Whether you called him Swanny, Shorty, David, Dave, Dick, George for his unlikeness size-wise to the great George Mikan of the Minneapolis World Champion Lakers, or, as in one case I know of, Boo Boo, it doesn’t matter. We knew who this person was and he was our friend.

Swanny graduated from Falls High, home of the Falls Broncos, in 1956. He was on the state championship football team. He accurately reflected our class motto: “Hard as nails, tough as bricks, Bronco Class of ‘56.” In our year book, the entry with Dave’s picture is, “Quality—not quantity.” Quality for sure.

Shorty played football (smallest on the team), baseball (for the Broncos in the Minnesota State High School Baseball Tournament of 1956), he was a key member of the “Foggy Five” basketball team made up of Falls High Seniors. In the 1956 City League tournament the Foggy Five upset the coaches’ team and then defeated the formidable, and heavily favored, Falls Creamery to win the International Falls City League Championship. The deeds of Swanny and the team are celebrated in the epic poem, “The Ballad of the Foggy Five.”

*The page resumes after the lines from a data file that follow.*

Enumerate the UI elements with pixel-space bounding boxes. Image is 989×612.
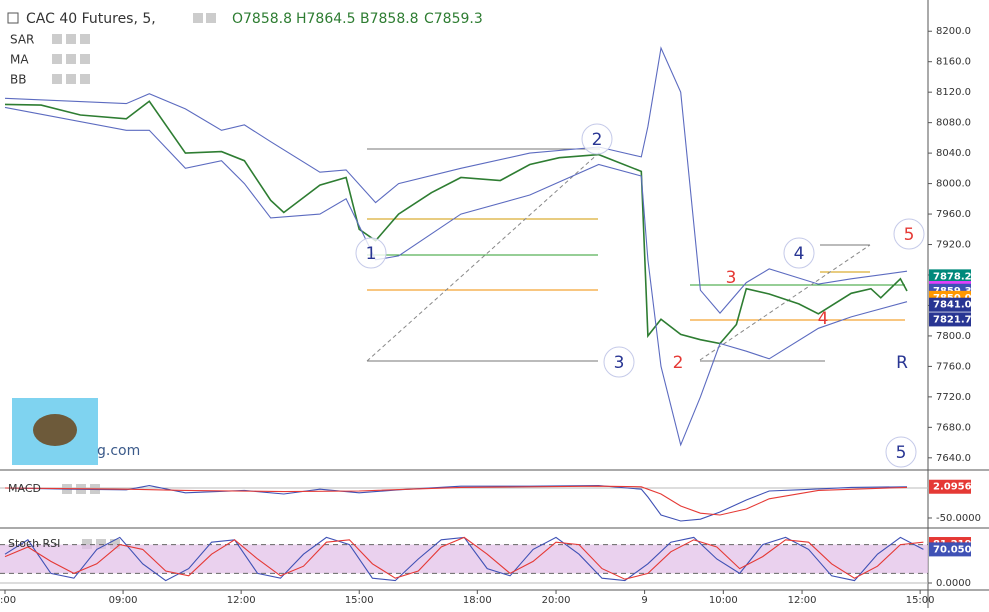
icon[interactable] bbox=[52, 54, 62, 64]
indicator-label: MA bbox=[10, 53, 29, 67]
y-tick-label: 7960.0 bbox=[936, 209, 971, 220]
wave-label: 5 bbox=[896, 443, 907, 463]
x-tick-label: 09:00 bbox=[109, 595, 138, 606]
wave-label: 2 bbox=[592, 130, 603, 150]
y-tick-label: 0.0000 bbox=[936, 578, 971, 589]
pane-title: MACD bbox=[8, 482, 41, 495]
y-tick-label: 7640.0 bbox=[936, 453, 971, 464]
collapse-icon[interactable] bbox=[7, 12, 19, 24]
y-tick-label: 8080.0 bbox=[936, 118, 971, 129]
settings-icon[interactable] bbox=[193, 13, 203, 23]
icon[interactable] bbox=[80, 34, 90, 44]
icon[interactable] bbox=[110, 539, 120, 549]
annotation-circle bbox=[603, 346, 635, 378]
icon[interactable] bbox=[66, 54, 76, 64]
x-tick-label: 18:00 bbox=[463, 595, 492, 606]
series-line bbox=[4, 100, 908, 345]
x-tick-label: 15:00 bbox=[906, 595, 935, 606]
pane bbox=[0, 485, 928, 522]
x-tick-label: 20:00 bbox=[542, 595, 571, 606]
price-tag bbox=[929, 542, 971, 557]
icon[interactable] bbox=[52, 34, 62, 44]
icon[interactable] bbox=[66, 34, 76, 44]
price-tag bbox=[929, 269, 971, 284]
x-tick-label: 15:00 bbox=[345, 595, 374, 606]
icon[interactable] bbox=[66, 74, 76, 84]
y-tick-label: 8040.0 bbox=[936, 148, 971, 159]
format-icon[interactable] bbox=[206, 13, 216, 23]
price-tag bbox=[929, 479, 971, 494]
x-tick-label: 9 bbox=[641, 595, 647, 606]
wave-label: 3 bbox=[614, 353, 625, 373]
wave-label: 4 bbox=[794, 244, 805, 264]
x-tick-label: 10:00 bbox=[709, 595, 738, 606]
y-tick-label: 7760.0 bbox=[936, 361, 971, 372]
logo-text: g.com bbox=[97, 443, 140, 459]
price-tag-label: 2.0956 bbox=[933, 482, 972, 493]
y-tick-label: 8200.0 bbox=[936, 26, 971, 37]
price-tag-label: 7821.7 bbox=[933, 314, 972, 325]
y-tick-label: 7800.0 bbox=[936, 331, 971, 342]
wave-label: 3 bbox=[726, 268, 737, 288]
logo-figure bbox=[33, 414, 77, 446]
trend-line bbox=[366, 151, 601, 362]
series-line bbox=[4, 485, 908, 516]
icon[interactable] bbox=[96, 539, 106, 549]
wave-label: 1 bbox=[366, 244, 377, 264]
indicator-label: BB bbox=[10, 73, 26, 87]
ohlc-value: C7859.3 bbox=[424, 11, 483, 27]
price-tag-label: 7878.2 bbox=[933, 271, 972, 282]
series-line bbox=[4, 106, 908, 447]
trend-line bbox=[699, 244, 871, 361]
wave-label: 2 bbox=[673, 353, 684, 373]
icon[interactable] bbox=[52, 74, 62, 84]
y-tick-label: 7680.0 bbox=[936, 422, 971, 433]
y-tick-label: 8160.0 bbox=[936, 57, 971, 68]
symbol-title: CAC 40 Futures, 5, bbox=[26, 11, 156, 27]
pane bbox=[0, 536, 928, 584]
series-line bbox=[4, 46, 908, 314]
wave-label: 5 bbox=[904, 225, 915, 245]
wave-label: R bbox=[896, 353, 908, 373]
y-tick-label: 8000.0 bbox=[936, 179, 971, 190]
x-tick-label: :00 bbox=[0, 595, 16, 606]
wave-label: 4 bbox=[818, 309, 829, 329]
annotation-circle bbox=[581, 123, 613, 155]
annotation-circle bbox=[893, 218, 925, 250]
y-tick-label: 8120.0 bbox=[936, 87, 971, 98]
y-tick-label: -50.0000 bbox=[936, 513, 981, 524]
x-tick-label: 12:00 bbox=[788, 595, 817, 606]
price-tag-label: 7841.0 bbox=[933, 300, 972, 311]
icon[interactable] bbox=[82, 539, 92, 549]
pane-title: Stoch RSI bbox=[8, 537, 60, 550]
pane bbox=[4, 46, 908, 447]
ohlc-value: B7858.8 bbox=[360, 11, 419, 27]
y-tick-label: 7720.0 bbox=[936, 392, 971, 403]
x-tick-label: 12:00 bbox=[227, 595, 256, 606]
drawings bbox=[366, 148, 905, 362]
ohlc-value: H7864.5 bbox=[296, 11, 356, 27]
price-tag-label: 70.0508 bbox=[933, 544, 979, 555]
annotation-circle bbox=[885, 436, 917, 468]
series-line bbox=[4, 485, 908, 522]
ohlc-value: O7858.8 bbox=[232, 11, 292, 27]
price-tag bbox=[929, 297, 971, 312]
series-line bbox=[4, 536, 924, 580]
icon[interactable] bbox=[80, 54, 90, 64]
price-tag bbox=[929, 312, 971, 327]
annotation-circle bbox=[355, 237, 387, 269]
annotation-circle bbox=[783, 237, 815, 269]
indicator-label: SAR bbox=[10, 33, 34, 47]
icon[interactable] bbox=[80, 74, 90, 84]
y-tick-label: 7920.0 bbox=[936, 240, 971, 251]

In college Dave became a wrestler. He delighted in wrestling. At last a sport in which he could take advantage of his strength; where his size was not a disadvantage. He was an excellent wrestler. Along the way, Shorty suffered more than his share of hardships and setbacks. Not least was getting crushed by a fork-lift truck in the Insulite factory in the Falls during summer vacation, an accident that made him miss much of a wrestling season at Gustavus.

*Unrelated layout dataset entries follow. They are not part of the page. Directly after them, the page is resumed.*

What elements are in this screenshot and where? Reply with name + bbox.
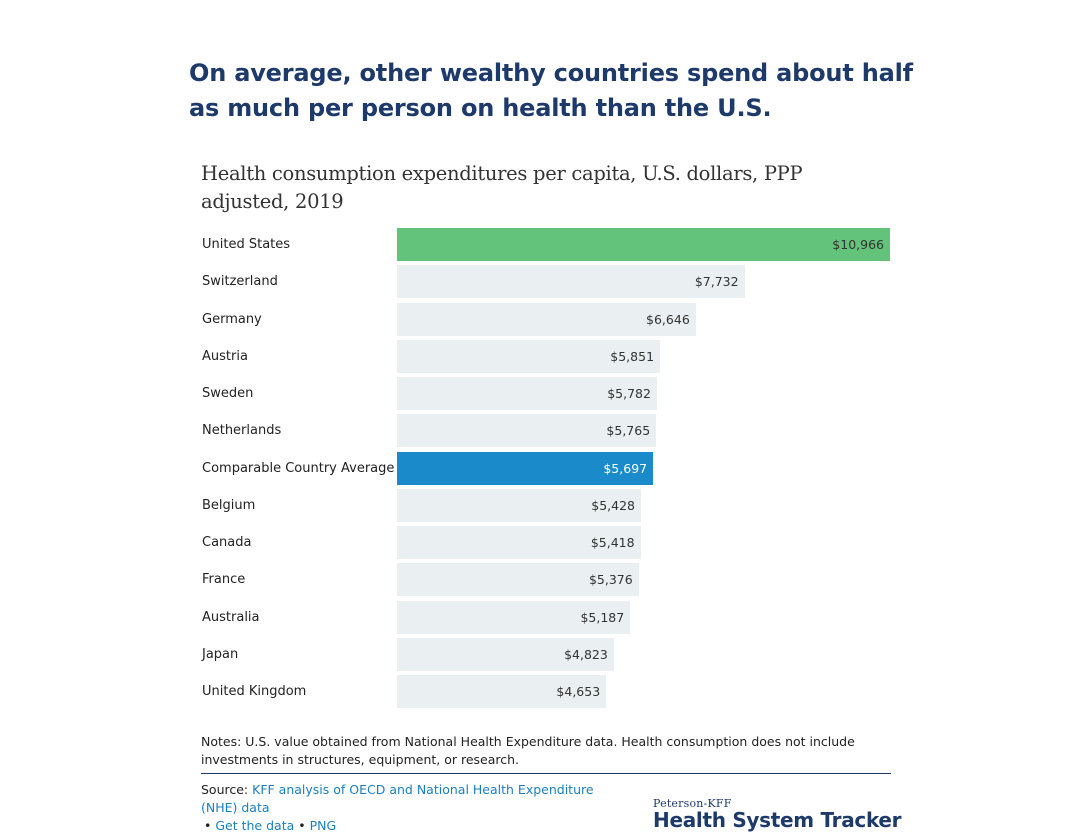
png-link[interactable]: PNG xyxy=(309,818,337,833)
bar-row: Comparable Country Average $5,697 xyxy=(201,451,891,485)
bar-row: Australia $5,187 xyxy=(201,600,891,634)
bar: $5,782 xyxy=(397,377,657,410)
category-label: United Kingdom xyxy=(202,684,307,699)
bar-row: France $5,376 xyxy=(201,563,891,597)
category-label: Belgium xyxy=(202,497,256,513)
bar-row: Sweden $5,782 xyxy=(201,377,891,410)
bar: $10,966 xyxy=(397,228,890,261)
bar-row: Canada $5,418 xyxy=(201,526,891,559)
bar-row: United States $10,966 xyxy=(201,228,891,261)
value-label: $5,428 xyxy=(591,497,636,513)
headline: On average, other wealthy countries spen… xyxy=(189,59,913,122)
value-label: $4,823 xyxy=(564,646,608,662)
bar-row: Japan $4,823 xyxy=(201,637,891,671)
category-label: Netherlands xyxy=(202,423,282,439)
bar: $5,697 xyxy=(397,451,654,485)
category-label: Australia xyxy=(202,609,260,625)
bar-row: Netherlands $5,765 xyxy=(201,414,891,448)
chart-notes: Notes: U.S. value obtained from National… xyxy=(201,734,855,767)
source-block: Source: KFF analysis of OECD and Nationa… xyxy=(201,781,601,835)
value-label: $4,653 xyxy=(556,684,601,699)
value-label: $5,765 xyxy=(606,423,651,439)
bar: $4,823 xyxy=(397,637,614,671)
value-label: $5,418 xyxy=(590,535,635,550)
category-label: Switzerland xyxy=(202,274,278,290)
brand-health-system-tracker: Health System Tracker xyxy=(653,808,902,832)
get-the-data-link[interactable]: Get the data xyxy=(215,818,295,833)
category-label: Canada xyxy=(202,535,252,550)
bar: $5,851 xyxy=(397,339,661,373)
value-label: $6,646 xyxy=(646,311,690,327)
category-label: Comparable Country Average xyxy=(202,460,395,476)
category-label: Sweden xyxy=(202,386,254,401)
value-label: $5,376 xyxy=(588,572,633,588)
bar: $5,376 xyxy=(397,563,639,597)
bar: $6,646 xyxy=(397,302,696,336)
value-label: $5,782 xyxy=(607,386,651,401)
bar: $5,418 xyxy=(397,526,641,559)
bar: $5,765 xyxy=(397,414,657,448)
category-label: France xyxy=(202,572,246,588)
bar: $5,187 xyxy=(397,600,631,634)
bar: $7,732 xyxy=(397,265,745,299)
source-link[interactable]: KFF analysis of OECD and National Health… xyxy=(201,782,594,815)
bar-row: Belgium $5,428 xyxy=(201,488,891,522)
source-links: • Get the data • PNG xyxy=(201,817,601,835)
bar-row: Germany $6,646 xyxy=(201,302,891,336)
bullet-separator: • xyxy=(204,818,212,833)
bar-chart: United States $10,966 Switzerland $7,732 Ger… xyxy=(201,228,891,708)
category-label: Austria xyxy=(202,348,248,364)
bar: $4,653 xyxy=(397,675,607,708)
category-label: Germany xyxy=(202,311,262,327)
bullet-separator: • xyxy=(298,818,306,833)
chart-title: Health consumption expenditures per capi… xyxy=(201,162,803,213)
category-label: United States xyxy=(202,237,291,252)
value-label: $5,697 xyxy=(603,460,648,476)
bar-row: Switzerland $7,732 xyxy=(201,265,891,299)
category-label: Japan xyxy=(202,646,239,662)
source-prefix: Source: xyxy=(201,782,253,797)
bar: $5,428 xyxy=(397,488,642,522)
footer-divider xyxy=(201,773,891,774)
value-label: $10,966 xyxy=(832,237,884,252)
brand-peterson-kff: Peterson-KFF xyxy=(653,797,732,810)
value-label: $5,187 xyxy=(580,609,625,625)
value-label: $5,851 xyxy=(610,348,655,364)
bar-row: United Kingdom $4,653 xyxy=(201,675,891,708)
bar-row: Austria $5,851 xyxy=(201,339,891,373)
value-label: $7,732 xyxy=(694,274,739,290)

Swanny was an eager student and a voracious reader. In addition to much other reading, he read the entire newspaper every day, an activity he promised to himself with his retirement. A person needed to be careful challenging Shorty should one be inclined to do so. His excellent, open mind did not prevent him from having strong opinions. He could become, as it is said, “hot under the collar.”

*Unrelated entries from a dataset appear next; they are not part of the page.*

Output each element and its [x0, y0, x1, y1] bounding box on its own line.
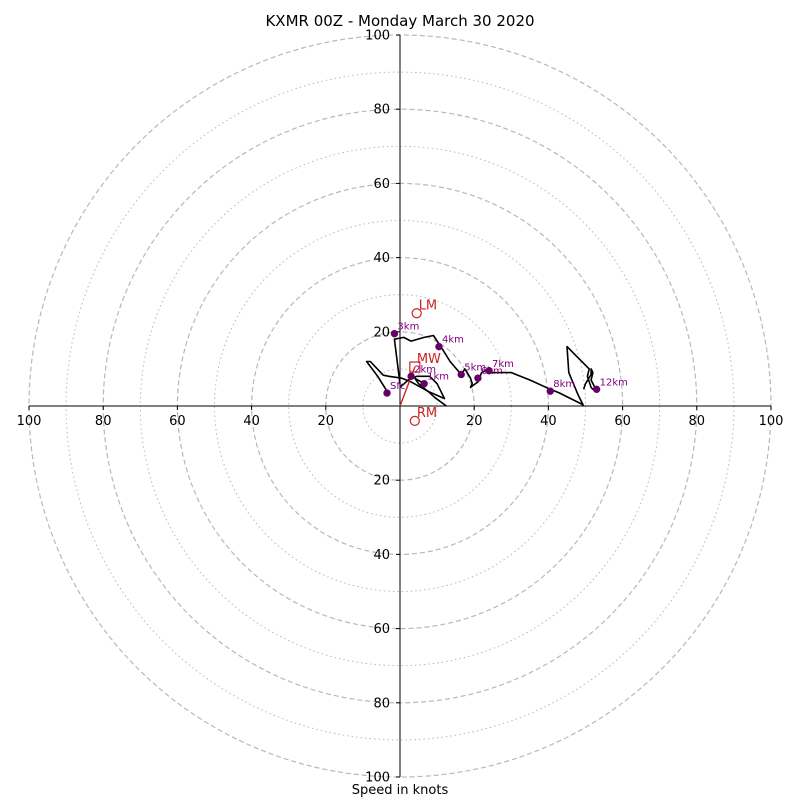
- height-point: [390, 329, 399, 338]
- height-label: 8km: [553, 379, 575, 390]
- y-tick-label: 80: [373, 696, 390, 711]
- height-point: [592, 385, 601, 394]
- height-label: 2km: [414, 364, 436, 375]
- x-tick-label: 100: [17, 414, 42, 429]
- x-tick-label: 100: [759, 414, 784, 429]
- y-tick-label: 20: [373, 325, 390, 340]
- x-tick-label: 40: [540, 414, 557, 429]
- x-tick-label: 20: [466, 414, 483, 429]
- y-tick-label: 60: [373, 177, 390, 192]
- y-tick-label: 20: [373, 474, 390, 489]
- left-mover-marker: [411, 308, 422, 319]
- height-markers: 1km2km3km4km5km6km7km8km12kmSfc: [383, 322, 628, 397]
- x-axis-label: Speed in knots: [351, 783, 449, 798]
- y-tick-label: 40: [373, 548, 390, 563]
- storm-motion-markers: LM MW RM: [399, 298, 441, 426]
- height-point: [420, 380, 428, 388]
- x-tick-label: 20: [318, 414, 335, 429]
- height-point: [474, 374, 482, 382]
- height-label: 1km: [427, 372, 449, 383]
- x-tick-label: 40: [243, 414, 260, 429]
- right-mover-marker: [409, 415, 420, 426]
- height-point: [485, 367, 493, 375]
- height-label: 5km: [464, 362, 486, 373]
- x-tick-label: 80: [95, 414, 112, 429]
- x-tick-label: 60: [169, 414, 186, 429]
- height-point: [546, 387, 554, 395]
- height-point: [435, 342, 443, 351]
- height-point: [383, 389, 391, 397]
- x-tick-label: 80: [689, 414, 706, 429]
- height-label: 7km: [492, 359, 514, 370]
- height-label: 12km: [600, 377, 628, 388]
- y-tick-label: 60: [373, 622, 390, 637]
- chart-title: KXMR 00Z - Monday March 30 2020: [265, 12, 535, 30]
- right-mover-label: RM: [417, 406, 437, 421]
- height-label: Sfc: [390, 381, 405, 392]
- left-mover-label: LM: [419, 298, 437, 313]
- height-label: 4km: [442, 335, 464, 346]
- height-label: 3km: [397, 322, 419, 333]
- mean-wind-label: MW: [417, 352, 441, 367]
- height-point: [457, 370, 465, 379]
- y-tick-label: 100: [365, 29, 390, 44]
- hodograph-segment: [566, 345, 596, 407]
- hodograph-segment: [365, 360, 447, 407]
- y-tick-label: 40: [373, 251, 390, 266]
- mean-wind-marker: [409, 361, 421, 373]
- x-tick-label: 60: [614, 414, 631, 429]
- y-tick-label: 80: [373, 103, 390, 118]
- tick-labels: 100 80 60 40 20 20 40 60 80 100 20 40 60 80 100 20 40 60 8…: [17, 29, 784, 786]
- height-point: [407, 372, 415, 381]
- y-tick-label: 100: [365, 771, 390, 786]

Dave had theological passion and it persisted throughout his life. You may know that he barely escaped graduation from Augustana Seminary in Rock Island, Illinois. Over the years, Swanny became increasingly skeptical of formal religion and came to dislike the Bible. He was skeptical in spite of the fact that he and Marion were Volunteers of the Year several times for the journal Pietisten.

Dave liked Pietisten a lot. He enjoyed the friendships, the conversations, the Swedish connection, the Lutheran allusions, the humor, all of it. But, that did not impede his skepticism.

About a year ago, Swanny resolved to read the entire Bible to make sure that his dislike for it was warranted. I doubt there are many people who would put their convictions to the test like this.

When I would ask him how far along he was, he’d say for example, “I’m almost done with Chronicles.” “How is it?” “It’s bad—but not as bad as Leviticus, Gawd!” Next time it was Job and the Psalms in which he saw no improvement.

“But, Swanny,” I’d say. “It’s great ancient literature. The Greek stuff isn’t any better. It’s every bit as filled with mayhem and slaughter. Besides, why are you reading it?” He just smiled and kept going on his quest. It was only very recently that he could do it no longer.

So Swanny, there is so much to say about you. We love you, we cherish your memory, we are grateful for your friendship, we are not certain you will be satisfied to rest in peace. May that be as you wish.